Nein. „Der Hausbesitzer hat keine ‚Anwesenheits-‘ aber eine Sorgfaltspflicht“, erklärt Foetzki. Sprich: „Wenn man das Haus – in der Silvesternacht – verlässt, sollten auf keinen Fall beispielsweise Dachfenster auf Kipp stehengelassen werden, durch die Raketen eindringen oder Böller hindurchgeworfen werden können.“ Unter Umständen werde dann ein Schaden nicht oder nur teilweise reguliert.

Schaden melden?

Stand (2. Januar 2025) seien bei der Brandkasse drei Schäden gemeldet worden. Das betrifft Schäden, die nachgewiesenermaßen auf Feuerwerkskörper zurückgehen. Es seien eher kleinere Schäden, so Foetzki. Es könnten durchaus noch welche hinzukommen, die Betroffenen sie beispielsweise schlichtweg noch nicht bemerkt haben könnten.

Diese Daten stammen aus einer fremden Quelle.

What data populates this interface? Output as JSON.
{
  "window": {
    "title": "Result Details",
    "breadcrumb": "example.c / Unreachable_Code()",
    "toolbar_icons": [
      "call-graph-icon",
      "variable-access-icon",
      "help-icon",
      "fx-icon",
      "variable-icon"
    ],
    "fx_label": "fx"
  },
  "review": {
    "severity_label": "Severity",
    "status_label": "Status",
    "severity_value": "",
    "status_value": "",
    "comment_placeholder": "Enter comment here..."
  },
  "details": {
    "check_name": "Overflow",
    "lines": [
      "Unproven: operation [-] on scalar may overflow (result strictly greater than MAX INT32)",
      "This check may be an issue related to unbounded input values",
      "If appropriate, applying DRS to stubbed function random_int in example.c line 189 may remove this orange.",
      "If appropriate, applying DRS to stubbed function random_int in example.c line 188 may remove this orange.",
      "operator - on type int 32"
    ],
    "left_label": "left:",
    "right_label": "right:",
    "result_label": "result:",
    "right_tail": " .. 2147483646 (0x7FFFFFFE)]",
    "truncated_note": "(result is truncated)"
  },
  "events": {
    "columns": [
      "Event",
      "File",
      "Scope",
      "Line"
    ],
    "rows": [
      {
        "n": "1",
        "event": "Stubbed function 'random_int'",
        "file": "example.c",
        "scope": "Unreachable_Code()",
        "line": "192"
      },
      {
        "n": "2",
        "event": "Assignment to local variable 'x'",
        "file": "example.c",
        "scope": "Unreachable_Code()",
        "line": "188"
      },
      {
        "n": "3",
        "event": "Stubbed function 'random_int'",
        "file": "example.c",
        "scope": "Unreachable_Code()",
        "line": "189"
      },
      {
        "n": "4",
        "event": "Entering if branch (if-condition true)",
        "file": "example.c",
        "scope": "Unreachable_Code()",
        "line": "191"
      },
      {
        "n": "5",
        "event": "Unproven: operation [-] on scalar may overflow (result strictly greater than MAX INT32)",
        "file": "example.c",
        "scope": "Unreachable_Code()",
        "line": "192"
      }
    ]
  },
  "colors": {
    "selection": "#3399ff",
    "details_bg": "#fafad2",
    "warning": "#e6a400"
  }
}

Ausgebrannte Autos kommen zum Jahreswechsel vor. Symbolfoto: Pixabay
Ausgebrannte Autos kommen zum Jahreswechsel vor. Symbolfoto: Pixabay
Nach dem vergangenen Silvester habe die Brandkasse 16 Schäden verzeichnet, am Jahreswechsel davor waren es 29. Einer davon im fünfstelligen Bereich.

Der Gesamtverband der Deutschen Versicherungswirtschaft (GDV) hatte vor Silvester geschätzt, dass Böller und Raketen bis zu 1000 kaskoversicherte Pkw in Brand setzen könnten. „An Silvester und Neujahr brennen fast so viele Autos wie sonst in einem ganzen Monat“, sagte GDV-Hauptgeschäftsführer Jörg Asmussen gegenüber der Deutschen Presseagentur.

Schaden am Auto: Wie bin ich abgesichert?

Es kommt auch in diesen Fällen auf den EInzelfall an. Fest steht, dass die Gefahr durch Böller und Co. nicht zu unterschätzen ist, vielleicht lohnt sich der genauere Blick auf den Lack. Auch größere Schäden können vorkommen.

„In der Regel“ hafte der „Absender“ des Geschosses, erklärt der ADAC. Bestehe eine private Haftpflichtversicherung, könne der Schadenverursacher sich dorthin wenden.

Die eigene Teilkaskoversicherung erstatte ansonsten die Kosten von Brand- und Explosionsschäden sowie die Kosten für kaputte Scheiben.

„Wenn das Feuerwerk nur Schäden an der Lackierung oder Dellen im Blech hinterlässt, kann der Schaden über die Vollkaskoversicherung reguliert werden – das senkt allerdings die Schadenfreiheitsklasse und führt damit in der Regel zu einem höheren Versicherungsbeitrag“, schreibt der Gesamtverband der Versicherer in einer Pressemitteilung.